沈澜沧很想摸她的头发,她伸了手,却在罗谣转头的瞬间缩了回来。她望着对岸灯光的乱流,眼眶里热流涌动,烟抽到了头,假借灯火重新点燃,毕竟灯火那么烫,连夜晚都能烫漏。
罗谣趴在膝盖上看她,说:“别哭了。”
“我没哭。”沈澜沧说。
“真的?”罗谣的目光追着她的眼睛。
“我他妈真没哭。”沈澜沧边说边躲,罗谣穷追不舍。
沈澜沧在阴影里蹭掉眼泪,站起来往桥的方向跑。罗谣追着她,她们跑过夜晚的咖啡厅(没什么人),跑过短桥(许多小艇的观赏者),跑进了车站。
在灯光下,沈澜沧已经神色如常,既看不出烦恼,也看不出忧愁。但这个夜晚还是留下了一些痕迹,她带走了罗谣的手表。
第20章
沈澜沧像喝了酒一样,甚至比喝了酒还要醉。她躺在床上,听着枕头上罗谣的手表,嘀嗒,嘀嗒,嘀嗒,呼吸是它的15倍,心跳是它的两倍,和酒后心律失常的表现相差无几。

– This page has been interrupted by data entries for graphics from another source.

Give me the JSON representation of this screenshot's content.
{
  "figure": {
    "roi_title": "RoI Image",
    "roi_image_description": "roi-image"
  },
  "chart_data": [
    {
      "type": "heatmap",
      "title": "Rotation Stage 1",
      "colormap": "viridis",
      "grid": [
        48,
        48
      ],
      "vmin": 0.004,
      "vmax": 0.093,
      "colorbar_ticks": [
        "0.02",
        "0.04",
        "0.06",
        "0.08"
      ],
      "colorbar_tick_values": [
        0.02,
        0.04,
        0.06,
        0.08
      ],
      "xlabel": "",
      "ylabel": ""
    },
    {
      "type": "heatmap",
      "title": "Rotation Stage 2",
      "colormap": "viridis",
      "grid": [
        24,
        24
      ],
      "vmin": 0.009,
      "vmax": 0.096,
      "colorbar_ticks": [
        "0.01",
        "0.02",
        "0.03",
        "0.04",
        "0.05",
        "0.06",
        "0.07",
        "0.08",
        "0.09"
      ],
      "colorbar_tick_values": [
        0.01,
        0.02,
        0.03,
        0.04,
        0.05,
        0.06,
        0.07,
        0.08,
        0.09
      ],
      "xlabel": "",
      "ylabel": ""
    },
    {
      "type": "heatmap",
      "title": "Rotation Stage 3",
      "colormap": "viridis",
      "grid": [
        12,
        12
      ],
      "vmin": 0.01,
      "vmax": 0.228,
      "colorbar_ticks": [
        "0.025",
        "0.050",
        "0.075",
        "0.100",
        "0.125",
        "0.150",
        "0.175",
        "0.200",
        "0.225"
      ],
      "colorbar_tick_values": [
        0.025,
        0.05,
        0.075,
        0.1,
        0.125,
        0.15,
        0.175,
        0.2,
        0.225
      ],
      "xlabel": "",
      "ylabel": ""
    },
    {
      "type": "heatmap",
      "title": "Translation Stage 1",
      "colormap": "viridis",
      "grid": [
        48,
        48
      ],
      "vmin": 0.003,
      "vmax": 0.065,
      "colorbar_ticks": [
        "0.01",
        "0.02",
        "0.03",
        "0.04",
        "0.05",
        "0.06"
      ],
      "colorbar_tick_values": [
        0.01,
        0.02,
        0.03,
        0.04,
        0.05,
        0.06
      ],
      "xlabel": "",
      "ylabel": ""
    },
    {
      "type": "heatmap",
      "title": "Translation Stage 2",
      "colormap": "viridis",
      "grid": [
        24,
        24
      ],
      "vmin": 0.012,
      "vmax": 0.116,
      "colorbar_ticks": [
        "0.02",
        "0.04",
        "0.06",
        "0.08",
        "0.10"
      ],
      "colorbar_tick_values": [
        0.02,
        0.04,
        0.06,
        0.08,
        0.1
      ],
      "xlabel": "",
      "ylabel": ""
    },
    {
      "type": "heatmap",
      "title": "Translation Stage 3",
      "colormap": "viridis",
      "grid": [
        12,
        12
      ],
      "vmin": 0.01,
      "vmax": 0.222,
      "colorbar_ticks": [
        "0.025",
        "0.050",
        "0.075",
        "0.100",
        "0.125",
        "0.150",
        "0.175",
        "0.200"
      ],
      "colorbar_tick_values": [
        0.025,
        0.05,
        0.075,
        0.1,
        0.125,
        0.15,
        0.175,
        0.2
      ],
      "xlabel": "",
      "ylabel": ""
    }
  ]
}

到了第二天早上,沈澜沧仍然没有醒酒,她不知道自己睡没睡着,潜意识里,她和罗谣在河畔坐了一整晚,小艇一艘接着一艘从面前经过,划开的水纹像一套五线谱,灯光是落于其上的音符,十个百个地闪动,弹奏出轻缓的夜曲。
她很早就醒过来了,其实她还想睡,想回到夜里去,但亢奋的精神迫使她起床。她梳洗一下去了咖啡馆。
今天是个阴天,阴天的咖啡馆会比晴天时人少,沈澜沧去的时候还只有三三两两的上班族和用功的学生。